Чего мы не испили, но остановились на корне бадана и некоей лечебной травке, которую собирали в горах.
   Конечно, корень очень походил по вкусу на дерьмовое пойло, называемое чаем в школьных и армейских столовых, к тому же он служил прекрасным средством от отравления, которое мне как-то продали в аптеке; горная травка обладала приятным вкусом и бодрила, - но это не было чаем! В отличие от всяких корней с травами, у чая есть особенность: по нему начинаешь скучать, даже видеть во сне.
   Сколько лишений может перенести человек, но не хватает какой-то привычной мелочи – он  сломлен, удручён….

   Вообще-то я не курю, но тогда любил выкурить перед сном самокрутку, глядя в сибирские звёзды. Обычно я покупал на базаре махорку или ядерный самосад; ещё продавали космос-полуфабрикат на метры – покупатель сам нарезал по-своему.

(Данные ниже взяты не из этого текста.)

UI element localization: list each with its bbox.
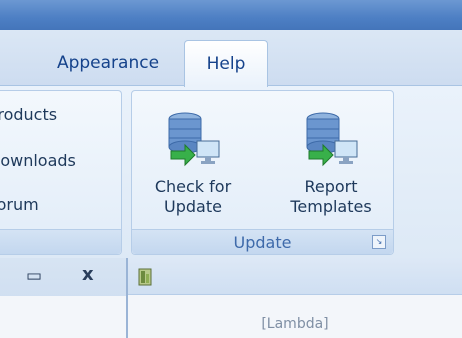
- report-templates-button[interactable]: Report Templates: [280, 111, 382, 231]
- tab-help[interactable]: Help: [184, 40, 268, 87]
- side-pane: ▭ x: [0, 258, 128, 338]
- update-group-label: Update: [233, 233, 292, 252]
- report-templates-label-line1: Report: [304, 177, 358, 196]
- downloads-link[interactable]: Downloads: [0, 151, 76, 170]
- check-for-update-label-line2: Update: [164, 197, 222, 216]
- products-link[interactable]: Products: [0, 105, 57, 124]
- document-icon[interactable]: [138, 268, 152, 286]
- ribbon-group-links-footer: [0, 229, 121, 254]
- ribbon-group-links: Products Downloads Forum: [0, 90, 122, 255]
- side-pane-content: [0, 296, 126, 338]
- check-for-update-label-line1: Check for: [154, 177, 232, 196]
- tab-appearance-label: Appearance: [56, 53, 160, 73]
- ribbon-panel: Products Downloads Forum Check for Upda: [0, 85, 462, 258]
- window-restore-icon[interactable]: ▭: [26, 266, 42, 286]
- ribbon-group-update-footer: Update ↘: [132, 229, 393, 254]
- workspace: ▭ x [Lambda]: [0, 258, 462, 338]
- report-templates-label-line2: Templates: [290, 197, 372, 216]
- ribbon-tab-strip: Appearance Help: [0, 30, 462, 87]
- database-update-icon: [168, 112, 220, 167]
- tab-appearance[interactable]: Appearance: [28, 40, 188, 86]
- document-toolbar: [128, 258, 462, 295]
- dialog-launcher-icon[interactable]: ↘: [372, 235, 386, 249]
- forum-link[interactable]: Forum: [0, 195, 39, 214]
- tab-help-label: Help: [206, 54, 246, 74]
- close-icon[interactable]: x: [82, 264, 94, 285]
- check-for-update-button[interactable]: Check for Update: [142, 111, 244, 231]
- document-pane: [Lambda]: [128, 258, 462, 338]
- ribbon-group-update: Check for Update Report Templates Update…: [131, 90, 394, 255]
- lambda-placeholder: [Lambda]: [261, 316, 329, 332]
- window-title-bar: [0, 0, 462, 30]
- database-templates-icon: [306, 112, 358, 167]
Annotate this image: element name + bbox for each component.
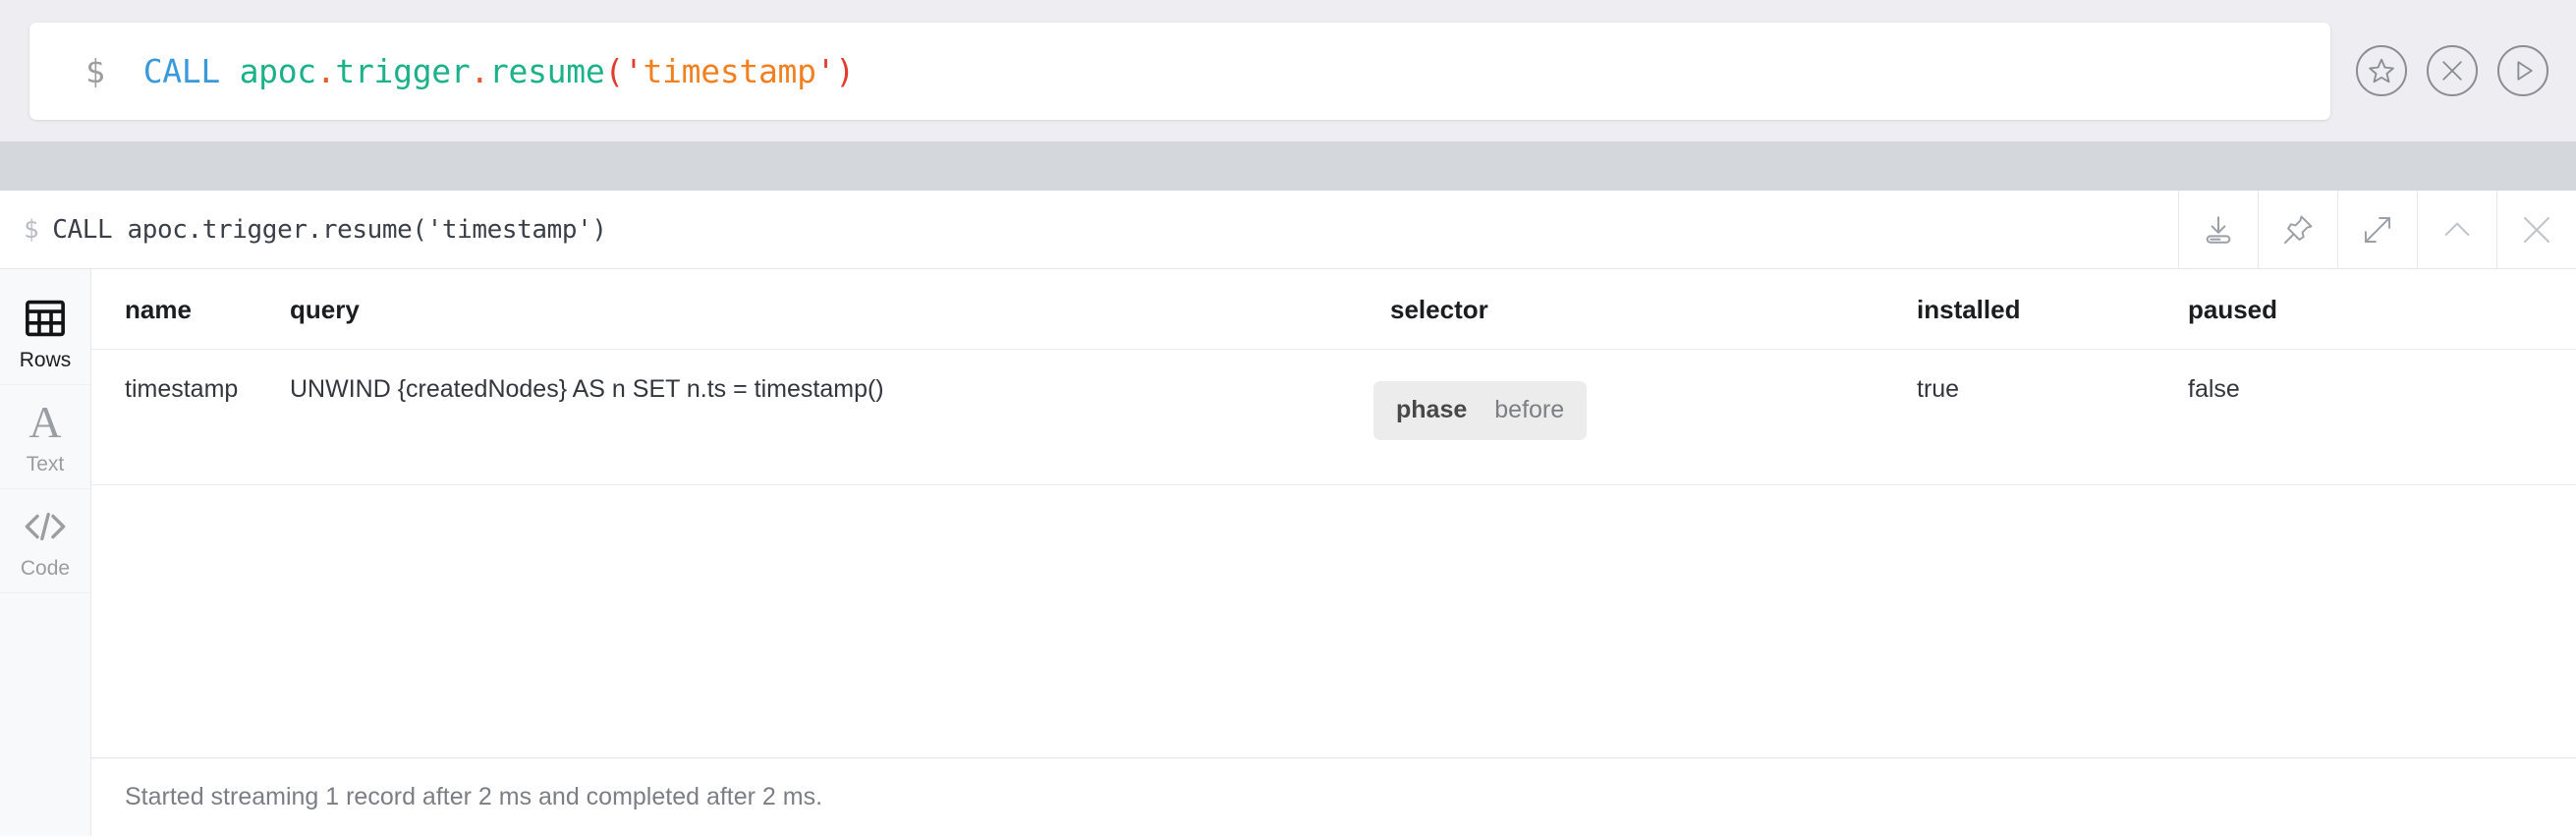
close-frame-button[interactable] (2496, 191, 2576, 269)
star-icon (2367, 56, 2396, 85)
close-icon (2519, 212, 2554, 248)
close-icon (2438, 57, 2466, 84)
view-switcher-sidebar: Rows A Text Code (0, 269, 91, 836)
table-empty-space (91, 485, 2576, 757)
frame-toolbar (2178, 191, 2576, 269)
chip-value: before (1494, 396, 1565, 423)
sidebar-item-rows[interactable]: Rows (0, 281, 90, 385)
cell-query: UNWIND {createdNodes} AS n SET n.ts = ti… (290, 349, 1390, 485)
sidebar-item-label: Text (26, 452, 65, 475)
editor-bar: $ CALL apoc . trigger . resume ( ' times… (0, 0, 2576, 141)
sidebar-item-label: Code (20, 556, 71, 580)
run-button[interactable] (2497, 45, 2548, 96)
frame-prompt: $ (24, 214, 39, 245)
editor-token-resume: resume (488, 52, 605, 90)
column-header-name[interactable]: name (91, 269, 290, 350)
editor-token-call: CALL (142, 52, 240, 90)
sidebar-item-label: Rows (19, 348, 72, 371)
text-a-icon: A (28, 396, 62, 447)
collapse-button[interactable] (2417, 191, 2496, 269)
result-content: name query selector installed paused tim… (91, 269, 2576, 836)
editor-token-trigger: trigger (335, 52, 471, 90)
code-brackets-icon (23, 504, 68, 549)
editor-actions (2356, 0, 2548, 141)
query-editor[interactable]: $ CALL apoc . trigger . resume ( ' times… (29, 23, 2330, 120)
cell-selector: phase before (1373, 349, 1917, 485)
status-bar: Started streaming 1 record after 2 ms an… (91, 757, 2576, 836)
column-header-installed[interactable]: installed (1917, 269, 2188, 350)
frame-gap-band (0, 141, 2576, 191)
pin-icon (2281, 213, 2315, 247)
clear-button[interactable] (2427, 45, 2478, 96)
editor-prompt: $ (85, 52, 105, 90)
column-header-selector[interactable]: selector (1390, 269, 1917, 350)
editor-token-apoc: apoc (239, 52, 317, 90)
frame-header: $ CALL apoc.trigger.resume('timestamp') (0, 191, 2576, 269)
expand-icon (2361, 213, 2394, 247)
sidebar-item-text[interactable]: A Text (0, 385, 90, 489)
expand-button[interactable] (2337, 191, 2417, 269)
play-icon (2509, 57, 2537, 84)
cell-installed: true (1917, 349, 2188, 485)
table-header-row: name query selector installed paused (91, 269, 2576, 350)
editor-token-open-paren: ( (604, 52, 624, 90)
frame-query-display: $ CALL apoc.trigger.resume('timestamp') (0, 215, 607, 245)
column-header-query[interactable]: query (290, 269, 1390, 350)
editor-token-dot-2: . (470, 52, 489, 90)
editor-token-close-quote: ' (815, 52, 836, 90)
pin-button[interactable] (2258, 191, 2337, 269)
chevron-up-icon (2440, 213, 2474, 247)
editor-token-open-quote: ' (623, 52, 644, 90)
frame-query-text: CALL apoc.trigger.resume('timestamp') (52, 214, 607, 245)
editor-token-string: timestamp (643, 52, 816, 90)
results-table: name query selector installed paused tim… (91, 269, 2576, 485)
download-button[interactable] (2178, 191, 2258, 269)
chip-key: phase (1396, 396, 1468, 423)
table-icon (25, 296, 66, 341)
status-message: Started streaming 1 record after 2 ms an… (125, 783, 823, 810)
favorite-button[interactable] (2356, 45, 2407, 96)
editor-token-dot-1: . (315, 52, 336, 90)
editor-token-close-paren: ) (835, 52, 855, 90)
editor-query-line[interactable]: $ CALL apoc . trigger . resume ( ' times… (29, 52, 855, 90)
sidebar-item-code[interactable]: Code (0, 489, 90, 593)
cell-name: timestamp (91, 349, 290, 485)
selector-map-chip: phase before (1373, 381, 1588, 440)
result-frame: $ CALL apoc.trigger.resume('timestamp') (0, 191, 2576, 837)
cell-paused: false (2188, 349, 2576, 485)
column-header-paused[interactable]: paused (2188, 269, 2576, 350)
table-row: timestamp UNWIND {createdNodes} AS n SET… (91, 349, 2576, 485)
download-icon (2202, 213, 2235, 247)
frame-body: Rows A Text Code name query selector ins… (0, 269, 2576, 836)
editor-prompt-space (105, 52, 143, 90)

   Частенько я бычковал. Строители курили даже по полсигареты, и нередко я имел на вечер жирную самокрутку хорошего табака – «Кэмэл», «Мальборо»….
 
  Как-то под вечер захожу я в раздевалку, освещая пространство с помощью фонарика, нахожу направление: среди спёртого воздуха, прокисшего пота и грязных носков выделяется аромат папши.  Действительно, в углу стояла банка с песком, наполовину наполненная хабариками. Какие культурные и человечные люди – песок,- а то бывают хамы, топящие хабарики в воде с плевками: ни на что не пригодные окурки плавают в зловонной жиже.  Орудуя вилкой, я доставал жирные, смятые бычки.
  Развернулся к выходу, и луч моего фонарика упал на распахнутый шкафчик для личных вещей. О чудо, видение! Под робой штукатура, рядом с цементированными кирзачами, стояла трёхлитровая банка спитой заварки!
   Несколько минут я обалдело смотрел на банку, словно невзначай наткнулся на клад капитана Флинта, потом осторожно взял её в руки и направился к лестнице, ведущей в наше жилище.
   В классной комнате я и будущий профессор ложкой переложили заварку в свою банку, после чего я отнёс опустевшую трёхлитровку обратно.
 
   Мы вскипятили воду на нашей электроплитке и заварили первую порцию чая; положили сахар, который держали для подслащения баданавого отвара. Какой аромат вдохнули наши ноздри! Не знаю, что варили из этой заварки строители – чифирь, купчик или нормальный чай, но вкус был великолепный! Чай разлился горячей волной по нашим телам, мы кайфовали: у нас была заварка, хоть вторяк, но с запасом на несколько дней!